Deep in the winter months on the East Coast, every surfer is dreaming about not having to put their wetsuit on and paddling out in 70-degree water. Now, with the influx of new wave pool technology, surfers now have an additional option to get some bareback sessions in without having to head south, or even out of the country.
After Kelly Slater brought surfing’s global elite to compete in Long Beach, NY at the inaugural Quiksilver Pro New York in 2011, the East Coast had an amazing showing where the weather and conditions lined up perfectly to showcase East Coast surfing to the whole world. This event quickly ended any small talk about surfing not existing around these parts, and more outdoor enthusiasts realized surfing can easily be a hobby for someone living in the tri-state area. The buzz from that contest continued for the better part of the decade and now New York City has a top of the line wave pool in its backyard at the American Dream in New Jersey.
A wave pool is a perfect example of a novelty wave, a wave that is not going to be the best wave of your life perhaps, but a super fun wave that you can only get there. Wave pools also offer cold water surfers a chance to get out of their wetsuits and stretch out, whether they are prepping for a surf trip to South America, or just really need to shake off the mid-winter rust off.

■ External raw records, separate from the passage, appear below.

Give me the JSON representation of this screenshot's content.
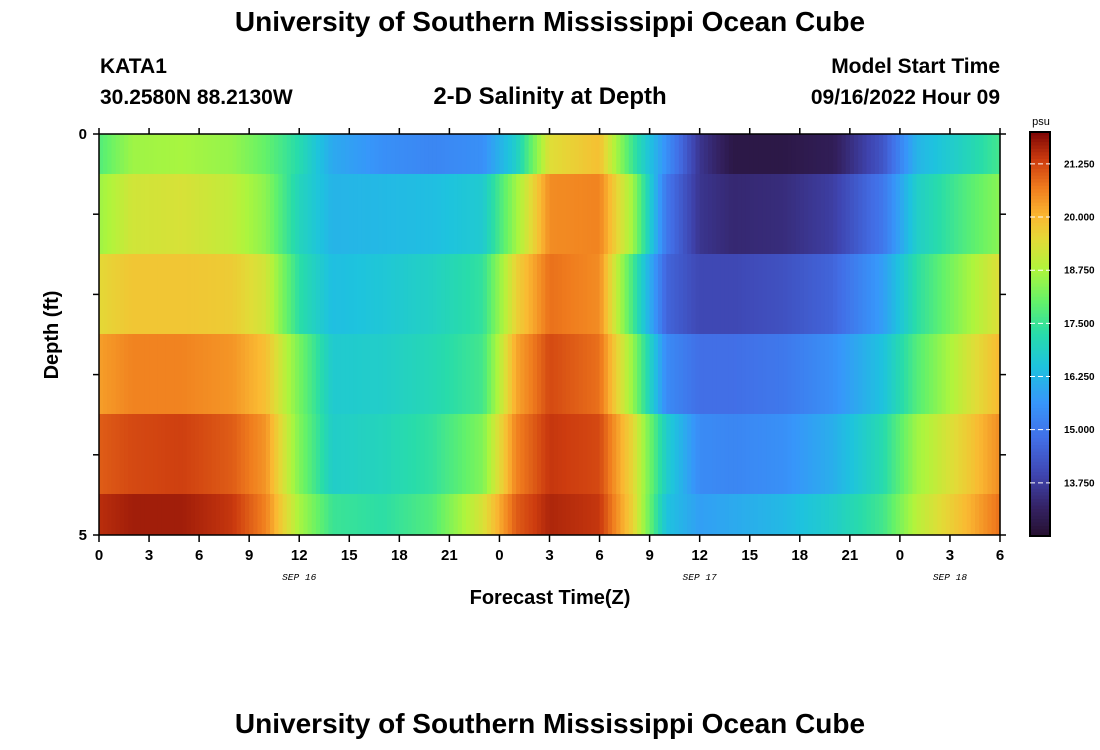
{
  "header": {
    "title": "University of Southern Mississippi Ocean Cube",
    "station": "KATA1",
    "coords": "30.2580N  88.2130W",
    "subtitle": "2-D Salinity at Depth",
    "model_label": "Model Start Time",
    "model_time": "09/16/2022 Hour 09"
  },
  "footer": {
    "title": "University of Southern Mississippi Ocean Cube"
  },
  "chart_data": {
    "type": "heatmap",
    "title": "2-D Salinity at Depth",
    "xlabel": "Forecast Time(Z)",
    "ylabel": "Depth (ft)",
    "x_tick_labels": [
      "0",
      "3",
      "6",
      "9",
      "12",
      "15",
      "18",
      "21",
      "0",
      "3",
      "6",
      "9",
      "12",
      "15",
      "18",
      "21",
      "0",
      "3",
      "6"
    ],
    "x_hours": [
      0,
      3,
      6,
      9,
      12,
      15,
      18,
      21,
      24,
      27,
      30,
      33,
      36,
      39,
      42,
      45,
      48,
      51,
      54
    ],
    "date_labels": [
      {
        "text": "SEP 16",
        "hour": 12
      },
      {
        "text": "SEP 17",
        "hour": 36
      },
      {
        "text": "SEP 18",
        "hour": 51
      }
    ],
    "xlim": [
      0,
      54
    ],
    "y_tick_labels": [
      "0",
      "5"
    ],
    "ylim": [
      0,
      5
    ],
    "depth_layers": [
      0,
      1,
      2,
      3,
      4,
      5
    ],
    "colorbar": {
      "unit": "psu",
      "range": [
        12.5,
        22.0
      ],
      "tick_values": [
        21.25,
        20.0,
        18.75,
        17.5,
        16.25,
        15.0,
        13.75
      ],
      "tick_labels": [
        "21.250",
        "20.000",
        "18.750",
        "17.500",
        "16.250",
        "15.000",
        "13.750"
      ]
    },
    "salinity_keyframes_hours": [
      0,
      2,
      5,
      8,
      10,
      12,
      14,
      17,
      20,
      23,
      25,
      27,
      30,
      32,
      34,
      36,
      38,
      41,
      44,
      47,
      49,
      52,
      54
    ],
    "salinity_by_depth": [
      {
        "depth": 0,
        "values": [
          17.8,
          18.6,
          18.7,
          18.5,
          18.0,
          17.2,
          16.0,
          15.5,
          15.3,
          15.5,
          16.8,
          19.4,
          19.9,
          17.5,
          15.5,
          13.6,
          12.8,
          12.8,
          13.0,
          14.3,
          16.2,
          17.0,
          17.6
        ]
      },
      {
        "depth": 1,
        "values": [
          18.6,
          19.2,
          19.3,
          19.0,
          18.4,
          17.0,
          16.2,
          16.3,
          16.4,
          16.7,
          18.6,
          20.5,
          20.6,
          18.6,
          15.0,
          13.6,
          13.3,
          13.4,
          13.8,
          15.0,
          16.8,
          17.8,
          18.4
        ]
      },
      {
        "depth": 2,
        "values": [
          19.5,
          19.8,
          19.8,
          19.7,
          19.2,
          17.3,
          16.4,
          16.6,
          16.9,
          17.4,
          19.6,
          20.8,
          20.5,
          17.6,
          14.6,
          14.0,
          14.0,
          14.2,
          14.6,
          15.8,
          17.3,
          18.6,
          19.4
        ]
      },
      {
        "depth": 3,
        "values": [
          20.3,
          20.6,
          20.6,
          20.4,
          19.9,
          18.2,
          16.7,
          16.8,
          17.1,
          17.6,
          20.2,
          21.2,
          20.8,
          18.5,
          15.4,
          14.8,
          14.8,
          15.0,
          15.5,
          16.5,
          17.8,
          19.2,
          20.0
        ]
      },
      {
        "depth": 4,
        "values": [
          21.0,
          21.2,
          21.3,
          21.0,
          20.4,
          18.3,
          16.8,
          17.0,
          17.4,
          18.3,
          20.6,
          21.4,
          21.2,
          19.5,
          16.8,
          15.4,
          15.3,
          15.5,
          16.1,
          17.2,
          18.6,
          19.7,
          20.5
        ]
      },
      {
        "depth": 5,
        "values": [
          21.5,
          21.7,
          21.7,
          21.4,
          20.6,
          18.7,
          17.5,
          17.3,
          17.8,
          19.3,
          21.0,
          21.6,
          21.4,
          19.6,
          16.5,
          15.8,
          16.0,
          16.3,
          16.8,
          17.6,
          18.9,
          20.0,
          20.8
        ]
      }
    ]
  }
}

New novelty waves are popping up more and more on the East Coast as surfers look for various ways to keep themselves entertained and loose in between big swells. An off the cuff novelty wave that is worth checking out if you are unaware is a “Ferry Wave.” Taken to the mainstream recently by New Jersey’s own Ben Gravy, a ferry wave is exactly what it sounds like. As large ferry boats shuttle commuters back and forth from Manhattan to New Jersey, they supply the nearby beaches around the dock with a surfable wave that you can catch when…well you just have to check the ferry schedule. Here is a recent video of Ben catching eyes from both those on land, and on the boat.
The BIGGEST & Best Ferry Wave in History – Ben Gravy
Enjoying the outdoors is a major passion for the CLS team, with different team members bringing specific expertise to the table based on their passions, our team helps protect our environment so we can continue to do the things we love, and for me, that’s surfing here in the Northeast.